Una de las razones por las que jamás llevaría a un hijo mío a estudiar en el instituto público donde trabajo es por el grupo de jóvenes menores de edad, cada vez más numeroso, que se dedica a fumar en la puerta del centro todos los días unos minutos antes de que comiencen las clases.
Es para mí muy desagradable tener que recordarles que dan un ejemplo nefasto para los estudiantes más pequeños porque, lejos de obedecerme cuando les pido amablemente que apaguen sus cigarros, se ríen de mí -con la risa burlona del ignorante- y se justifican con expresiones irracionales tales como que «el gobierno lo permite», «los profesores igualmente fuman» o «los padres de los niños también dejan la casa apestada de humo, así que están acostumbrados».
Creo que me he convertido en el profesor más odioso del centro por insistir en que los menores no deben fumar en la entrada del instituto. No me duelen prendas porque mi intención es ayudarles; a buen seguro, algún día se arrepentirán de haberse introducido en ese destructivo vicio que poco les aporta y que solo sirve para enriquecer a las empresas tabacaleras estadounidenses.
Queridos alumnos adictos al tabaco: os seguiré pidiendo educadamente que no fuméis cuando chicos de doce años pasan ilusionados a vuestro lado en su camino a clase, porque sois su ejemplo de conducta y me niego a que en el centro donde me toca trabajar se tolere este tipo de referentes sociales.

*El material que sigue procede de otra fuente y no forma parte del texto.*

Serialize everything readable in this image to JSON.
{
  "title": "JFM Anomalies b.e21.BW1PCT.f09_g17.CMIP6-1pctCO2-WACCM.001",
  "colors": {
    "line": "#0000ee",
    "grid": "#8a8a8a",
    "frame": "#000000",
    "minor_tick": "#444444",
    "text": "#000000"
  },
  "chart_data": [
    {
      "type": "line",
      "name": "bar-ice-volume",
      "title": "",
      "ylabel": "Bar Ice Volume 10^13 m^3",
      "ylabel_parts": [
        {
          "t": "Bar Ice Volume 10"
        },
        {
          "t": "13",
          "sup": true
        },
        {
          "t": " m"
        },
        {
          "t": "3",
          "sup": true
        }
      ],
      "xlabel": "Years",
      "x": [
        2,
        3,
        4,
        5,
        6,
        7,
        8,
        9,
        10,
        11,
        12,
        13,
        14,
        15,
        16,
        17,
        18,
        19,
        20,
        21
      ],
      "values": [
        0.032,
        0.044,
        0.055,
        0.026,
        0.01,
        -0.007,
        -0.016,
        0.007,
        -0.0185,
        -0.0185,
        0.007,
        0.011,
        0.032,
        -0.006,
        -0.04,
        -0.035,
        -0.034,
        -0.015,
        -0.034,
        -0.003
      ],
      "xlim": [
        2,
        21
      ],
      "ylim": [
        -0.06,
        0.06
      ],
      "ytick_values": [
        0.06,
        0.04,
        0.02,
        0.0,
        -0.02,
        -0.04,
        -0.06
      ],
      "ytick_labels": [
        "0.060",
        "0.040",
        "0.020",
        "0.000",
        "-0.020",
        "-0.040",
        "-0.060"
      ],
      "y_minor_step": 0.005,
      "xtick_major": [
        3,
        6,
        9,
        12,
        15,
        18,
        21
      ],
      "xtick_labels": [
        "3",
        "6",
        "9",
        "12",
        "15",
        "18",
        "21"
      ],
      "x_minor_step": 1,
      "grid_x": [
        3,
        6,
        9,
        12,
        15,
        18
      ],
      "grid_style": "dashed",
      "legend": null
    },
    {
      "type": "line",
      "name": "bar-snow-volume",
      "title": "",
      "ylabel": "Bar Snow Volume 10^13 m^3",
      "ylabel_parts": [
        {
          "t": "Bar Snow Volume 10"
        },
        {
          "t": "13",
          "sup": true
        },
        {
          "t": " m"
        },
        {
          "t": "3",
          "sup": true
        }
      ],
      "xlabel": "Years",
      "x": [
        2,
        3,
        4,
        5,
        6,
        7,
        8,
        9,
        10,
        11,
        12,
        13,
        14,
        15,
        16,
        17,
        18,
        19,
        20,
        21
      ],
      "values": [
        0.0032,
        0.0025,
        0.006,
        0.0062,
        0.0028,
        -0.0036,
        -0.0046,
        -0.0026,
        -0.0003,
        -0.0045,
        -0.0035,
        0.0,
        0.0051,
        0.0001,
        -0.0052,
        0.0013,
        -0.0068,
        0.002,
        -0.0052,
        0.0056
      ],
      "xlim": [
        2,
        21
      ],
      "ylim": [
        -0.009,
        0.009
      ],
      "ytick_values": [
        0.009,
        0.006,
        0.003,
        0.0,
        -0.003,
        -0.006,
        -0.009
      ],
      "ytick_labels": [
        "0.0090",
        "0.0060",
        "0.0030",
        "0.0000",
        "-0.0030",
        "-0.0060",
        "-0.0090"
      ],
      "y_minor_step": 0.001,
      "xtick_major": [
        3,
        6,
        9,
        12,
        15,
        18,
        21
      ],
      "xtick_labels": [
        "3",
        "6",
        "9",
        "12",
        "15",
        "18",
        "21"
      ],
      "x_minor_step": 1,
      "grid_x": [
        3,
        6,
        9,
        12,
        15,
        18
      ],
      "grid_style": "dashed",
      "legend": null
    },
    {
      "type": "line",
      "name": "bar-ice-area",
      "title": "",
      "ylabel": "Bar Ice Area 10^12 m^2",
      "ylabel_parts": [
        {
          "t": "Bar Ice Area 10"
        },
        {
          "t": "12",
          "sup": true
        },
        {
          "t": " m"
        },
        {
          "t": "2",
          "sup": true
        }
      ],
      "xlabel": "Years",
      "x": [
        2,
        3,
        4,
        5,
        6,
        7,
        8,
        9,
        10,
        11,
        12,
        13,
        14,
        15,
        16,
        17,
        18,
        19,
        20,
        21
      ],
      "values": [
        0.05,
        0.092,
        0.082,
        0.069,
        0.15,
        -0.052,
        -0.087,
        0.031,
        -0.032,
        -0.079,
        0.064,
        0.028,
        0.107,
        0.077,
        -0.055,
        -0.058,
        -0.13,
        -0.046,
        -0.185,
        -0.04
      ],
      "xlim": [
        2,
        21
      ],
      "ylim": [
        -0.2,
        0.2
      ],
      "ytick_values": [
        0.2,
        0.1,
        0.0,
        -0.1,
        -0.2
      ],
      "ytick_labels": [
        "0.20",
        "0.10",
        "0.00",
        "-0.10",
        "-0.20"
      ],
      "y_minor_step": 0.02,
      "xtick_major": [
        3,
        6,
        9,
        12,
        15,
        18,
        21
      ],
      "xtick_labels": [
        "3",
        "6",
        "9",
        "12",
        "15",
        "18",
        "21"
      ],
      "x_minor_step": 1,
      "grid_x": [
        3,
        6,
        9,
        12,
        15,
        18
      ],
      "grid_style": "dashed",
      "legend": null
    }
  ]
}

Aunque no os lo creáis, vosotros sois sus modelos a imitar, algunos incluso sois admirados, por eso es tan importante la imagen que mostráis en público.
Si no tenéis suficiente voluntad os sugeriría que os largaseis lejos del centro a fumar ese pitillo que os quita la ansiedad pero que os convierte en seres robóticos y dependientes.
En cualquier otro país eso de que los menores fumen a las puertas del centro se vería como una afrenta grave. Pero esto es España, y la educación en España es un cachondeo.